Presidential vetoes only slowed the tide. When the Pension Bill of 1890 was passed, President Harrison urged the Commissioner of Pensions to be “liberal with the boys.” The Commissioner, an ex-corporal, promised to “drive a six-mule team through the Treasury.” Within a year the annual pension outlay had jumped 50% to $135,000,000.

Suckers and Bonuses. By the time the World War I doughboy came home in 1919, the pattern was set. For him, too, there was the wild reception and the speedy cooling-off, the switch in his reputation from hero to “trained killer,” a bonus fight lasting a score of years. But as a veteran the doughboy was strangely unlike the veteran of the Revolution and the Civil War. Said one: “We did not enjoy telling our tales as we thought we would, and our people did not enjoy hearing us talk war as we expected. . . . We felt ‘let down’ and disappointed over something. What that something is, I do not know.”

The “something” was not, at first, economic, though the Government provided no training for the veteran who had not been injured in service.
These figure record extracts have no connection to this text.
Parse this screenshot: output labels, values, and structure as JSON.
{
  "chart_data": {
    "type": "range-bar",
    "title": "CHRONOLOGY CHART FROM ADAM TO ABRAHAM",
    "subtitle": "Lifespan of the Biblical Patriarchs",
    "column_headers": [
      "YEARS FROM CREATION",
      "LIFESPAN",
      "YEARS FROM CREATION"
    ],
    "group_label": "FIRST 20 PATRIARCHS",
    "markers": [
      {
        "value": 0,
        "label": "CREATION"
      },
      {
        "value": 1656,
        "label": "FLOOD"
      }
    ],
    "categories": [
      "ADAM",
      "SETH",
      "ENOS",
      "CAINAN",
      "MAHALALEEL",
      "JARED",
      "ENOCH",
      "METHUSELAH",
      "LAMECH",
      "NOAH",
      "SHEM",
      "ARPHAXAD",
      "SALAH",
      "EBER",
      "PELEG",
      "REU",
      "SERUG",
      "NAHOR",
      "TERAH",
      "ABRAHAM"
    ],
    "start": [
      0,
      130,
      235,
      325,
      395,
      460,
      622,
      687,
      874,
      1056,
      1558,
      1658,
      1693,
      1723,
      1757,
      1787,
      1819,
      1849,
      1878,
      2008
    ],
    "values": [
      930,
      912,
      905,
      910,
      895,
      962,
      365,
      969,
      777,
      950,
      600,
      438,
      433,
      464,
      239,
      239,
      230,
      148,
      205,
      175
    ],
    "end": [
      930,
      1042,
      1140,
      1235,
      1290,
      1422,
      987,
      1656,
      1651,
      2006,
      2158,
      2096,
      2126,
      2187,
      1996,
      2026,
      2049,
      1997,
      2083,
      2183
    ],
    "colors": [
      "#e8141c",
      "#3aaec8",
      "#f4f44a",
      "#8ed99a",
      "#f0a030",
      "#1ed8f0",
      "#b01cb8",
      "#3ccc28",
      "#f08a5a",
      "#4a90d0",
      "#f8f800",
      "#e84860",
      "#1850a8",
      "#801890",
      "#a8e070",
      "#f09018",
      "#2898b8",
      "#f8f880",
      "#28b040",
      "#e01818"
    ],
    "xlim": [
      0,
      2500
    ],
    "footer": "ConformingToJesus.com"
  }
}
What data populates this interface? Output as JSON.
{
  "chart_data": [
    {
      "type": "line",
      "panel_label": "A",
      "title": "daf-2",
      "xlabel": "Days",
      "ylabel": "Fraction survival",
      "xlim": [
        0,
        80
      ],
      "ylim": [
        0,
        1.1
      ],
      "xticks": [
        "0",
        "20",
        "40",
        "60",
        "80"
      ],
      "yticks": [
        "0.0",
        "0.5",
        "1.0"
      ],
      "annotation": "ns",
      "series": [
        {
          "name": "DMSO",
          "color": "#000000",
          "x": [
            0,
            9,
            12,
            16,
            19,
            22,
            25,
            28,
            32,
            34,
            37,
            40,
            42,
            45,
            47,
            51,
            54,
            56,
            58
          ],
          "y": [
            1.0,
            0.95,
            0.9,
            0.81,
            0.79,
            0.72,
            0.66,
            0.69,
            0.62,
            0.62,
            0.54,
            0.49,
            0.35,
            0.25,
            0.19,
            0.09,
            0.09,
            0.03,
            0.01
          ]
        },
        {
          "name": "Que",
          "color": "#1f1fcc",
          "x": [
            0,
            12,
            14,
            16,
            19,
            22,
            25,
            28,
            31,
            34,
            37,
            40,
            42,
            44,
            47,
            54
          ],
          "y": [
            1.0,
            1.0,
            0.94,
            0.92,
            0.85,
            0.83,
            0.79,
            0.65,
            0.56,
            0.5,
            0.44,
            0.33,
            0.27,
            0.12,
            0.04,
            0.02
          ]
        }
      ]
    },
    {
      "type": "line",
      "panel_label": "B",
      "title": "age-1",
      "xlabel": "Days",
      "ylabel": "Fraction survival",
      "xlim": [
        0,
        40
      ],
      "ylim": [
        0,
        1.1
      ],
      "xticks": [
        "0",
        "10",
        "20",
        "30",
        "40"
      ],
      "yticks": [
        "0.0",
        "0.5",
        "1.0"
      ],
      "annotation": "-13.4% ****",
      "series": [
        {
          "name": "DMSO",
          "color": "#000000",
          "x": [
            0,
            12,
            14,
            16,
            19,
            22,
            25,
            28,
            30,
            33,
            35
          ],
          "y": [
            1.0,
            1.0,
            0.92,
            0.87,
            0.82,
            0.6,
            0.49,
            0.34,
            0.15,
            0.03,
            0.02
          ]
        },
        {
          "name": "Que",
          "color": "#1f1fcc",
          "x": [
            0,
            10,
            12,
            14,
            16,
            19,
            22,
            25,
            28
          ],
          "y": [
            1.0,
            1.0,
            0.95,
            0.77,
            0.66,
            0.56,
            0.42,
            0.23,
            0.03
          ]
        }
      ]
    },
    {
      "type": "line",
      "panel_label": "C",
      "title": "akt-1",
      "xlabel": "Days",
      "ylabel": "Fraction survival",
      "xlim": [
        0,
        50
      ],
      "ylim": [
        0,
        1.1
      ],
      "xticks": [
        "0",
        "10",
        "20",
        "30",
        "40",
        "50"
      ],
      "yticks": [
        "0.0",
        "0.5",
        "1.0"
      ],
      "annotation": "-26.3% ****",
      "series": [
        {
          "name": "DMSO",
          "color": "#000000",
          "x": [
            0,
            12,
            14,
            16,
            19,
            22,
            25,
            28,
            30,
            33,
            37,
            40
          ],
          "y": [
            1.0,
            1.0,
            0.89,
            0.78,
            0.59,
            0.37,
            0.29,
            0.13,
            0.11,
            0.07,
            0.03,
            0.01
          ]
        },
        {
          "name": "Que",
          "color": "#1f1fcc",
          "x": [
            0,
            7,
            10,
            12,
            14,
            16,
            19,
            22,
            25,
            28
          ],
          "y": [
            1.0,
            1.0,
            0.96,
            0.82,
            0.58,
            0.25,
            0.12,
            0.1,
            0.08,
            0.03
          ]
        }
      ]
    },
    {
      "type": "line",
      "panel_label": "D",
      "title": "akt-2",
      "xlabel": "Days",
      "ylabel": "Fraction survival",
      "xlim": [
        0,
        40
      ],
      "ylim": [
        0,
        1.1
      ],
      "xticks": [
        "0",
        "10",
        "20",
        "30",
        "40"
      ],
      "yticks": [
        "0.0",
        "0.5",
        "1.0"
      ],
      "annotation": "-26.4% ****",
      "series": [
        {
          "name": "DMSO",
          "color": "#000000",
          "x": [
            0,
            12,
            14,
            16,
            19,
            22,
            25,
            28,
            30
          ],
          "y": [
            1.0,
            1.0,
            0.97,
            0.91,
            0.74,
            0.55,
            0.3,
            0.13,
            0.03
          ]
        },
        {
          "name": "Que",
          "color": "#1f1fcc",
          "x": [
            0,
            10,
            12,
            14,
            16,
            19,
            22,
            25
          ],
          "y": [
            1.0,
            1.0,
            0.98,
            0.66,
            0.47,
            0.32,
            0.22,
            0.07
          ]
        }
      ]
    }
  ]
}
Some guessed the trouble was that the “homefolks themselves had grown tired of the war before the boys came back.” Some thought it was all due to their own disgust “with the prattle about ideals.” But above all, for the first time in U.S. history the veteran found himself mocked by his countrymen as a sucker who had fought in vain.

Members of the newly formed American Legion reacted by plunging into a crusade for “Americanism.” Not bonuses but the “Bolshevist peril” became “the cement which held the Legion together.” Labor became “the target for [the Legionnaire’s] marked dislike of slackers, saboteurs, profiteers of labor, foreigners, and no-damn-goods in general. . . . The local post became a political machine on the Tammany model . . . plumping for ‘heroes in elective office’ and often strong-arming its enemies out of town.” Only when Legion membership began to dwindle did Legion chiefs revive interest by starting the long fight for the bonus.

Clean Slate? Today, reports Author Wecter, “the number of Americans eligible for some kind of veteran’s or veteran’s dependents’ benefits is approaching a majority of the population.” His solution for the gigantic problem thus posed: “Let Uncle Sam help the veteran early and promptly, equip him by training to get as good or a better job than before, leave him with unemployment insurance, and then (unless a high degree of service-incurred disability remains) wipe the slate of obligation clean.”